The techlash is a bust
Published Date: 5/21/2021
Source: axios.com
Data: FactSet, company filings; Chart: Andrew Witherspoon/Axios

After three and a half years, the U.S. backlash against tech's biggest firms has failed to dent or daunt them.

The big picture: Today, Google, Apple, Amazon and Facebook are massively richer, more powerful and more determined to push their products and services deeper into our lives than they were in January 2018, when Axios first used the term "techlash."


Since then, the companies have run a gauntlet of withering criticism and government complaints that they violate users' privacy, dull kids' brains, cheat their competitors, and undermine American democracy.

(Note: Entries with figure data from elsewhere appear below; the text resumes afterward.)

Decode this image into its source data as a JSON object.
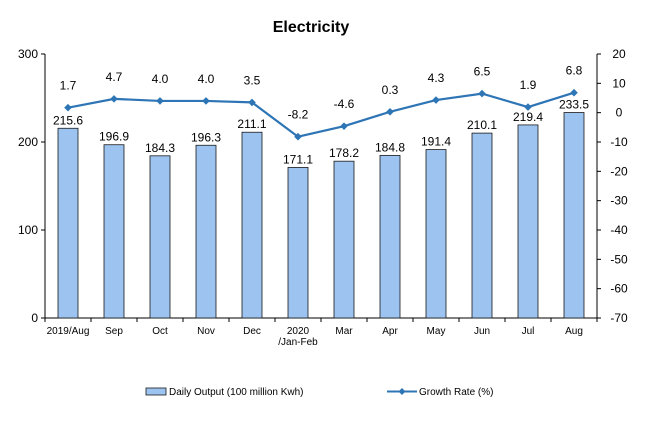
{
  "chart_data": {
    "type": "bar+line",
    "title": "Electricity",
    "categories": [
      "2019/Aug",
      "Sep",
      "Oct",
      "Nov",
      "Dec",
      "2020/Jan-Feb",
      "Mar",
      "Apr",
      "May",
      "Jun",
      "Jul",
      "Aug"
    ],
    "category_lines": [
      [
        "2019/Aug"
      ],
      [
        "Sep"
      ],
      [
        "Oct"
      ],
      [
        "Nov"
      ],
      [
        "Dec"
      ],
      [
        "2020",
        "/Jan-Feb"
      ],
      [
        "Mar"
      ],
      [
        "Apr"
      ],
      [
        "May"
      ],
      [
        "Jun"
      ],
      [
        "Jul"
      ],
      [
        "Aug"
      ]
    ],
    "series": [
      {
        "name": "Daily Output (100 million Kwh)",
        "type": "bar",
        "axis": "left",
        "color": "#9dc3f0",
        "stroke": "#1a1a1a",
        "values": [
          215.6,
          196.9,
          184.3,
          196.3,
          211.1,
          171.1,
          178.2,
          184.8,
          191.4,
          210.1,
          219.4,
          233.5
        ],
        "labels": [
          "215.6",
          "196.9",
          "184.3",
          "196.3",
          "211.1",
          "171.1",
          "178.2",
          "184.8",
          "191.4",
          "210.1",
          "219.4",
          "233.5"
        ]
      },
      {
        "name": "Growth Rate (%)",
        "type": "line",
        "axis": "right",
        "color": "#2e75b6",
        "values": [
          1.7,
          4.7,
          4.0,
          4.0,
          3.5,
          -8.2,
          -4.6,
          0.3,
          4.3,
          6.5,
          1.9,
          6.8
        ],
        "labels": [
          "1.7",
          "4.7",
          "4.0",
          "4.0",
          "3.5",
          "-8.2",
          "-4.6",
          "0.3",
          "4.3",
          "6.5",
          "1.9",
          "6.8"
        ]
      }
    ],
    "y_left": {
      "min": 0,
      "max": 300,
      "ticks": [
        0,
        100,
        200,
        300
      ]
    },
    "y_right": {
      "min": -70,
      "max": 20,
      "ticks": [
        20,
        10,
        0,
        -10,
        -20,
        -30,
        -40,
        -50,
        -60,
        -70
      ]
    },
    "grid": false,
    "legend": "bottom"
  }
}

  • Their CEOs have regularly trooped or Zoomed to Capitol Hill, with Mark Zuckerberg alone appearing a half-dozen times for countless hours of "I'll get back to you on that"s.
  • They have been sued as monopolists by the Department of Justice and coalitions of states (Google) and by the Federal Trade Commission (Facebook) as well as by the European Union on multiple fronts.
  • They have had to pay a variety of record fines, including Google's $5 billion EU antitrust fine and Facebook's $5 billion Federal Trade Commission penalty in 2019. (Shareholders were delighted it wasn't bigger.)
  • They have infuriated politicians on both sides of the U.S. partisan divide — conservatives believe they've been censored, and progressives believe social media promotes misinformation.
  • They have been painted as villains in a popular documentary ("The Social Dilemma"), on "60 Minutes," and in countless cover stories and books.

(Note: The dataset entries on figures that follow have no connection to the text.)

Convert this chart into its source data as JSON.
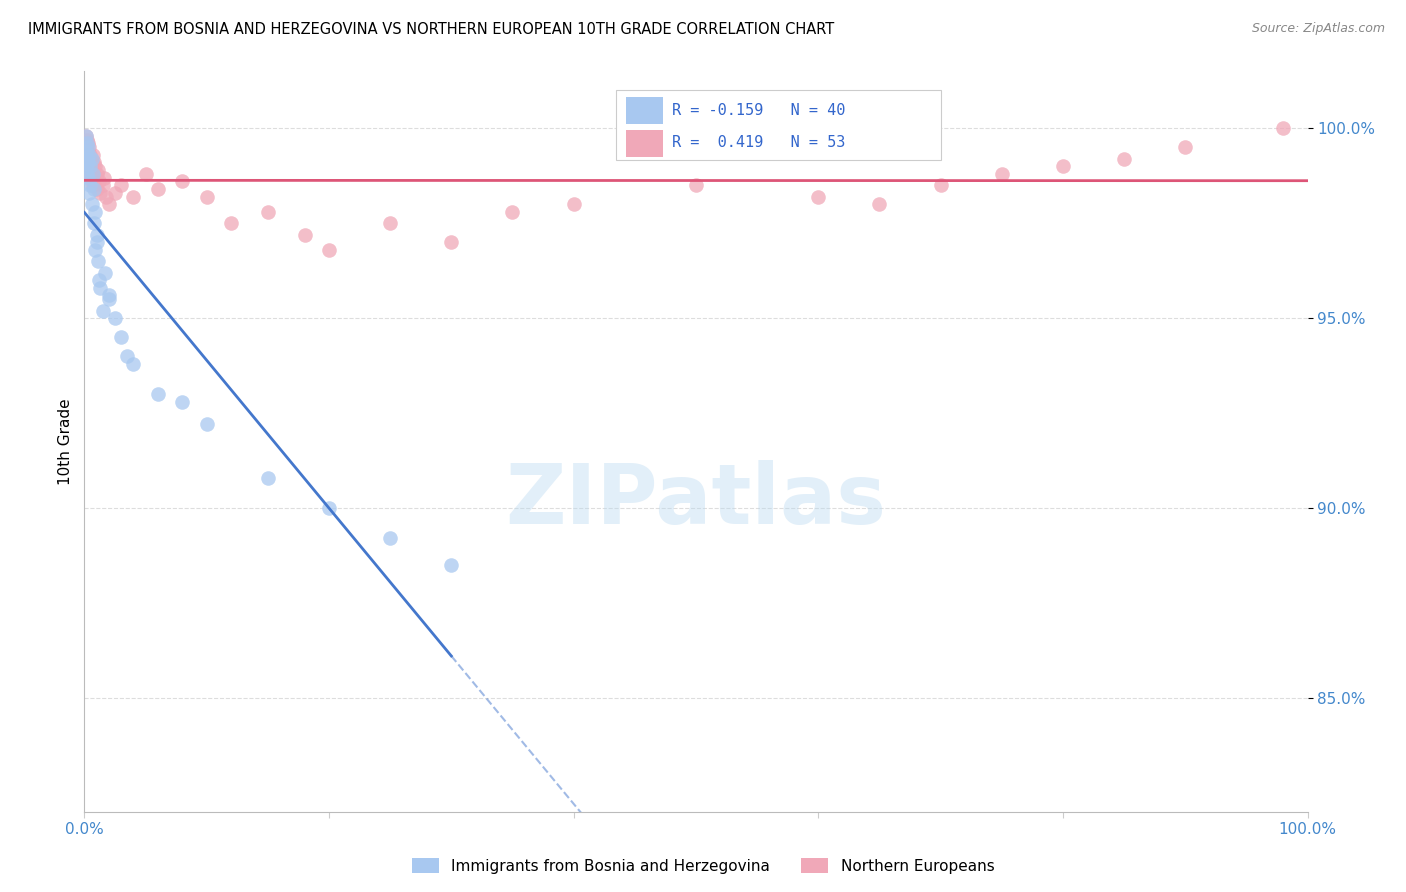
{
  "title": "IMMIGRANTS FROM BOSNIA AND HERZEGOVINA VS NORTHERN EUROPEAN 10TH GRADE CORRELATION CHART",
  "source": "Source: ZipAtlas.com",
  "ylabel": "10th Grade",
  "ytick_vals": [
    0.85,
    0.9,
    0.95,
    1.0
  ],
  "legend_label1": "Immigrants from Bosnia and Herzegovina",
  "legend_label2": "Northern Europeans",
  "R1": -0.159,
  "N1": 40,
  "R2": 0.419,
  "N2": 53,
  "color1": "#a8c8f0",
  "color2": "#f0a8b8",
  "line_color1": "#4477cc",
  "line_color2": "#dd5577",
  "watermark": "ZIPatlas",
  "xlim": [
    0.0,
    1.0
  ],
  "ylim": [
    0.82,
    1.015
  ],
  "bosnia_x": [
    0.001,
    0.001,
    0.001,
    0.002,
    0.002,
    0.002,
    0.003,
    0.003,
    0.003,
    0.004,
    0.004,
    0.005,
    0.005,
    0.006,
    0.006,
    0.007,
    0.008,
    0.009,
    0.01,
    0.011,
    0.013,
    0.015,
    0.017,
    0.02,
    0.025,
    0.03,
    0.008,
    0.009,
    0.01,
    0.012,
    0.04,
    0.06,
    0.08,
    0.1,
    0.15,
    0.2,
    0.25,
    0.3,
    0.02,
    0.035
  ],
  "bosnia_y": [
    0.998,
    0.994,
    0.99,
    0.996,
    0.992,
    0.988,
    0.995,
    0.991,
    0.987,
    0.993,
    0.983,
    0.99,
    0.985,
    0.992,
    0.98,
    0.988,
    0.984,
    0.978,
    0.97,
    0.965,
    0.958,
    0.952,
    0.962,
    0.955,
    0.95,
    0.945,
    0.975,
    0.968,
    0.972,
    0.96,
    0.938,
    0.93,
    0.928,
    0.922,
    0.908,
    0.9,
    0.892,
    0.885,
    0.956,
    0.94
  ],
  "northern_x": [
    0.001,
    0.001,
    0.001,
    0.002,
    0.002,
    0.002,
    0.003,
    0.003,
    0.003,
    0.004,
    0.004,
    0.005,
    0.005,
    0.006,
    0.006,
    0.007,
    0.007,
    0.008,
    0.008,
    0.009,
    0.01,
    0.01,
    0.011,
    0.012,
    0.013,
    0.015,
    0.016,
    0.018,
    0.02,
    0.025,
    0.03,
    0.04,
    0.05,
    0.06,
    0.08,
    0.1,
    0.12,
    0.15,
    0.18,
    0.2,
    0.25,
    0.3,
    0.35,
    0.4,
    0.5,
    0.6,
    0.65,
    0.7,
    0.75,
    0.8,
    0.85,
    0.9,
    0.98
  ],
  "northern_y": [
    0.998,
    0.994,
    0.991,
    0.997,
    0.993,
    0.99,
    0.996,
    0.992,
    0.989,
    0.995,
    0.988,
    0.993,
    0.987,
    0.991,
    0.985,
    0.993,
    0.988,
    0.991,
    0.985,
    0.99,
    0.988,
    0.984,
    0.989,
    0.986,
    0.983,
    0.985,
    0.987,
    0.982,
    0.98,
    0.983,
    0.985,
    0.982,
    0.988,
    0.984,
    0.986,
    0.982,
    0.975,
    0.978,
    0.972,
    0.968,
    0.975,
    0.97,
    0.978,
    0.98,
    0.985,
    0.982,
    0.98,
    0.985,
    0.988,
    0.99,
    0.992,
    0.995,
    1.0
  ]
}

Yes, but: So far the assault has barely scratched these companies' gleaming confidence.

  • Some, particularly in the social media sector, have taken a reputational hit from 3 1/2 years of this assault.
  • But their profits are up across the board and they sit on massive hoards of cash.
  • They are barreling ahead with acquisitions and new projects as if all the investigations and lawsuits weren't happening.

And, crucially, the nonstop barrage of high-profile CEO hearings and scathing reports has so far failed to produce any significant new law reining in tech's power.

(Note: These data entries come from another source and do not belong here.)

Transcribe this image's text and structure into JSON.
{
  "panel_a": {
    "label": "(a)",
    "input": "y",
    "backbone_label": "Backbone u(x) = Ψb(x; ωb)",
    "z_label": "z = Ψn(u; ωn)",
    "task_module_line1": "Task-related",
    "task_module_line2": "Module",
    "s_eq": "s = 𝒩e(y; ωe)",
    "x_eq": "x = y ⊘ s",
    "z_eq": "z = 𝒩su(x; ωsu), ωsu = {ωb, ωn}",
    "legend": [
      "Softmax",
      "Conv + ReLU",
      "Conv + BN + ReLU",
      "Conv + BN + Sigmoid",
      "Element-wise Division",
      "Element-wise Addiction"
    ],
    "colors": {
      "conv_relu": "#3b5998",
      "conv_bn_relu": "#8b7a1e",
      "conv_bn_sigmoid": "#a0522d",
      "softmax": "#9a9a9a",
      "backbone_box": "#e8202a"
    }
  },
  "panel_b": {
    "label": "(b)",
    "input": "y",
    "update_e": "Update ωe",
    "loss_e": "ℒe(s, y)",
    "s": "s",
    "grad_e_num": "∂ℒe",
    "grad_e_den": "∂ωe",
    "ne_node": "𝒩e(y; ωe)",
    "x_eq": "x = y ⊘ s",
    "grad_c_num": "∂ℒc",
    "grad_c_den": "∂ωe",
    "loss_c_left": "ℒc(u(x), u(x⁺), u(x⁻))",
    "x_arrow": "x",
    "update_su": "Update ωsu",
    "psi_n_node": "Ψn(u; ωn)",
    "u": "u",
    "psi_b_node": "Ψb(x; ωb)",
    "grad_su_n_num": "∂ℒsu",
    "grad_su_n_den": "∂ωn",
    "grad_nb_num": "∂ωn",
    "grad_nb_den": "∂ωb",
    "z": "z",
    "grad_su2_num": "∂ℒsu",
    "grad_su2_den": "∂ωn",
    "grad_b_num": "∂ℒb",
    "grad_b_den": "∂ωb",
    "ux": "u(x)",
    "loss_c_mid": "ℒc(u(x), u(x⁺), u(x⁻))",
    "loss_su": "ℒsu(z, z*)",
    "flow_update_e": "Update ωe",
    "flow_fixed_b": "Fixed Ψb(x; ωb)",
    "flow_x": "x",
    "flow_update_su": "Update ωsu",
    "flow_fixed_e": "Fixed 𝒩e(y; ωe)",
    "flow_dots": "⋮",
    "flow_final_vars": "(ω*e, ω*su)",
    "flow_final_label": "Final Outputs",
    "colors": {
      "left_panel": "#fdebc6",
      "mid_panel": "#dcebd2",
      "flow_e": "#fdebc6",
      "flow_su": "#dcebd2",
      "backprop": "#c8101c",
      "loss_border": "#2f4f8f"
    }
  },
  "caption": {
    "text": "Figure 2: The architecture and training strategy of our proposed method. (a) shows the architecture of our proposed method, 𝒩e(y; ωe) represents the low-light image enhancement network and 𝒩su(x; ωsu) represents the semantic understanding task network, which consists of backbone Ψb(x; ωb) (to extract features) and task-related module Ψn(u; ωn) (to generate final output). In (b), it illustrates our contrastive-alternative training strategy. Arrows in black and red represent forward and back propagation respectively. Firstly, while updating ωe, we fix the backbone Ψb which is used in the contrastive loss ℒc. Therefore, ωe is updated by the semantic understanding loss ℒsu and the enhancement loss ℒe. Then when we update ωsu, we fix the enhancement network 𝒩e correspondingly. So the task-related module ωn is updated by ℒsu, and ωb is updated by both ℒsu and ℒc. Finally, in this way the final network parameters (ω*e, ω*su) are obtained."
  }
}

  • Congress has yet to go down the avenue of legislation tech firms most fear — changing Section 230 of the Communications Decency Act, which made today's internet possible by protecting online providers from liability for user-contributed content.
  • Critics cheered the 2018 passage of SESTA/FOSTA, a law aimed at online sex trafficking, and saw it as a first step toward modifying 230.

The Biden administration has appointed some tough critics of tech power, and hostility to tech is bipartisan.

  • But the parties diagnose the problem differently, and getting any legislation passed in a bitterly and evenly divided Congress is still a long shot.

What's next: It's not that tech leaders don't see any threats on the horizon — they live by the slogan popularized by Intel's Andy Grove, "Only the paranoid survive." But their fears lie in different directions than those mapped by techlash critiques.

What keeps tech CEOs awake at night are questions like:

  • Where can we find new growth? Showing percentage gains year after year is tough when you're serving billions of customers and delivering record profits already.
  • Are we losing the kids? Tech incumbents age along with their cohorts of early adopters, and each new demographic wave threatens to drown whoever surfed the last one to success.
  • Are we losing our employees? A younger workforce is increasingly trying to hold firms to their idealistic mission statements and public rhetoric and protesting when they see ethical lapses, signs of bias and other problems.
  • Will the next platform shift disrupt us? Every decade or two a new dominant mode of computing — like PCs, the internet or the smartphone — reshapes the industry's landscape, and those moments are when Goliaths fall and Davids rise.

The bottom line: Antitrust lawsuits could still bite, and new legislation could still win approval. But right now the tech giants still have way more to fear from one another than from anyone else.